The rise in serum calcitonin (delta-CT240 min) has been measured during hypercalcemia induced by i.v. infusion of calcium gluconate. This calcium infusion test was used in a prospective screening for medullary carcinoma of the thyroid (MCT) in 4 families with Sipple's syndrome as well as in 3 sporadic cases of MCT. In 16 normal controls delta-CT240 was minus 0.2-+ 0.5 ng/ml (mean plus or minus 2 S.D.). Delta-CT240 was normal in 2 patients with chronic hypocalcemia. In all 14 MCT patients delta-CT240 was markedly higher (min-max 2.2-630 ng/ml), i.e. no false negatives were found.
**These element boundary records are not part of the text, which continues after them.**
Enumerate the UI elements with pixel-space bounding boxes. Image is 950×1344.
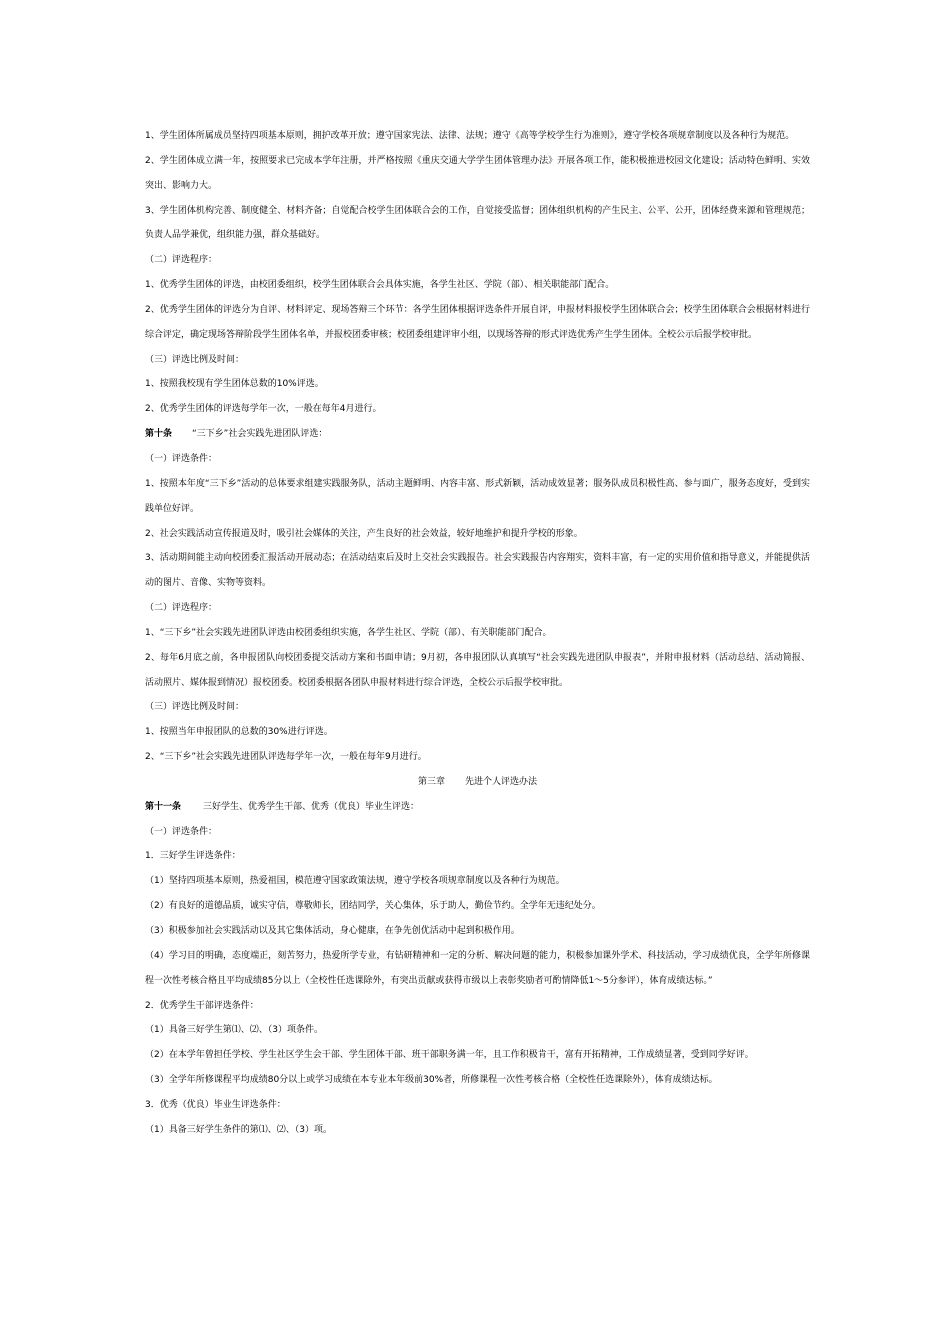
paragraph: （2）有良好的道德品质，诚实守信，尊敬师长，团结同学，关心集体，乐于助人，勤俭节约。全学年无违纪处分。 [145, 901, 601, 912]
article-label: 第十一条 [145, 801, 182, 812]
section-heading: （三）评选比例及时间： [145, 702, 245, 713]
paragraph: （3）全学年所修课程平均成绩80分以上或学习成绩在本专业本年级前30%者，所修课程一次性考核合格（全校性任选课除外），体育成绩达标。 [145, 1075, 718, 1086]
section-heading: （三）评选比例及时间： [145, 354, 245, 365]
paragraph: （1）具备三好学生条件的第⑴、⑵、（3）项。 [145, 1124, 332, 1135]
article-heading [145, 795, 810, 820]
paragraph: 2、每年6月底之前，各申报团队向校团委提交活动方案和书面申请；9月初，各申报团队认真填写“社会实践先进团队申报表”，并附申报材料（活动总结、活动简报、活动照片、媒体报到情况）报校团委。校团委根据各团队申报材料进行综合评选，全校公示后报学校审批。 [145, 652, 810, 688]
paragraph: （1）具备三好学生第⑴、⑵、（3）项条件。 [145, 1025, 323, 1036]
paragraph: 3．优秀（优良）毕业生评选条件： [145, 1099, 286, 1110]
paragraph: 3、活动期间能主动向校团委汇报活动开展动态；在活动结束后及时上交社会实践报告。社会实践报告内容翔实，资料丰富，有一定的实用价值和指导意义，并能提供活动的图片、音像、实物等资料。 [145, 553, 810, 589]
chapter-heading [145, 770, 810, 795]
paragraph: 1、优秀学生团体的评选，由校团委组织，校学生团体联合会具体实施，各学生社区、学院（部）、相关职能部门配合。 [145, 280, 615, 291]
paragraph: 1、“三下乡”社会实践先进团队评选由校团委组织实施，各学生社区、学院（部）、有关职能部门配合。 [145, 627, 552, 638]
paragraph: （3）积极参加社会实践活动以及其它集体活动，身心健康，在争先创优活动中起到积极作用。 [145, 926, 520, 936]
paragraph: （2）在本学年曾担任学校、学生社区学生会干部、学生团体干部、班干部职务满一年，且工作积极肯干，富有开拓精神，工作成绩显著，受到同学好评。 [145, 1050, 754, 1061]
article-title: “三下乡”社会实践先进团队评选： [192, 429, 328, 440]
section-heading: （二）评选程序： [145, 603, 218, 614]
section-heading: （一）评选条件： [145, 453, 218, 464]
paragraph: 2．优秀学生干部评选条件： [145, 1000, 259, 1011]
paragraph: 1．三好学生评选条件： [145, 851, 241, 862]
paragraph: 3、学生团体机构完善、制度健全、材料齐备；自觉配合校学生团体联合会的工作，自觉接受监督；团体组织机构的产生民主、公平、公开，团体经费来源和管理规范；负责人品学兼优，组织能力强，群众基础好。 [145, 205, 810, 241]
paragraph: 2、社会实践活动宣传报道及时，吸引社会媒体的关注，产生良好的社会效益，较好地维护和提升学校的形象。 [145, 528, 583, 539]
chapter-label: 第三章 [417, 776, 445, 787]
paragraph: 1、按照当年申报团队的总数的30%进行评选。 [145, 727, 333, 738]
paragraph: （4）学习目的明确，态度端正，刻苦努力，热爱所学专业，有钻研精神和一定的分析、解决问题的能力，积极参加课外学术、科技活动，学习成绩优良，全学年所修课程一次性考核合格且平均成绩85分以上（全校性任选课除外，有突出贡献或获得市级以上表彰奖励者可酌情降低1～5分参评），体育成绩达标。” [145, 950, 810, 986]
paragraph: （1）坚持四项基本原则，热爱祖国，模范遵守国家政策法规，遵守学校各项规章制度以及各种行为规范。 [145, 876, 565, 887]
article-label: 第十条 [145, 429, 173, 440]
paragraph: 2、学生团体成立满一年，按照要求已完成本学年注册，并严格按照《重庆交通大学学生团体管理办法》开展各项工作，能积极推进校园文化建设；活动特色鲜明、实效突出、影响力大。 [145, 155, 810, 191]
paragraph: 2、“三下乡”社会实践先进团队评选每学年一次，一般在每年9月进行。 [145, 752, 427, 763]
paragraph: 1、按照本年度“三下乡”活动的总体要求组建实践服务队，活动主题鲜明、内容丰富、形式新颖，活动成效显著；服务队成员积极性高、参与面广，服务态度好，受到实践单位好评。 [145, 478, 810, 514]
article-heading [145, 422, 810, 447]
paragraph: 1、学生团体所属成员坚持四项基本原则，拥护改革开放；遵守国家宪法、法律、法规；遵守《高等学校学生行为准则》，遵守学校各项规章制度以及各种行为规范。 [145, 131, 795, 141]
section-heading: （二）评选程序： [145, 255, 218, 266]
chapter-title: 先进个人评选办法 [465, 776, 538, 787]
paragraph: 1、按照我校现有学生团体总数的10%评选。 [145, 379, 324, 390]
section-heading: （一）评选条件： [145, 826, 218, 837]
paragraph: 2、优秀学生团体的评选每学年一次，一般在每年4月进行。 [145, 404, 382, 415]
article-title: 三好学生、优秀学生干部、优秀（优良）毕业生评选： [203, 801, 420, 812]
document-body [145, 124, 810, 1143]
paragraph: 2、优秀学生团体的评选分为自评、材料评定、现场答辩三个环节：各学生团体根据评选条件开展自评，申报材料报校学生团体联合会；校学生团体联合会根据材料进行综合评定，确定现场答辩阶段学生团体名单，并报校团委审核；校团委组建评审小组，以现场答辩的形式评选优秀产生学生团体。全校公示后报学校审批。 [145, 304, 810, 340]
However, in these cases, the diagnosis was already evident from basal serum calcitonin (S-CT), which up to now has been our most sensitive diagnostic technique for MCT. 19 first-degree relatives of patients with Sipple's syndrome presented no signs of MCT. In 14 of these delta-CT240 was normal ("healthy relatives"), but in 5 it was slightly elevated, intermediate between the controls and the MCT patients. These 5 borderline cases were more sharply delineated from normal by delta-CT240 than by S-CT. Thus our calcium infusion test seems to be the most sensitive method for early diagnosis of occult MCT. We recommend the calcium infusion test for: (a) screening for MCT in all Sipple relatives with normal or only slightly elevated basal S-CT, (b) postoperative control in both sporadic and hereditary MCT, (c) investigation of supposed non-MCT tumours with calcitonin production.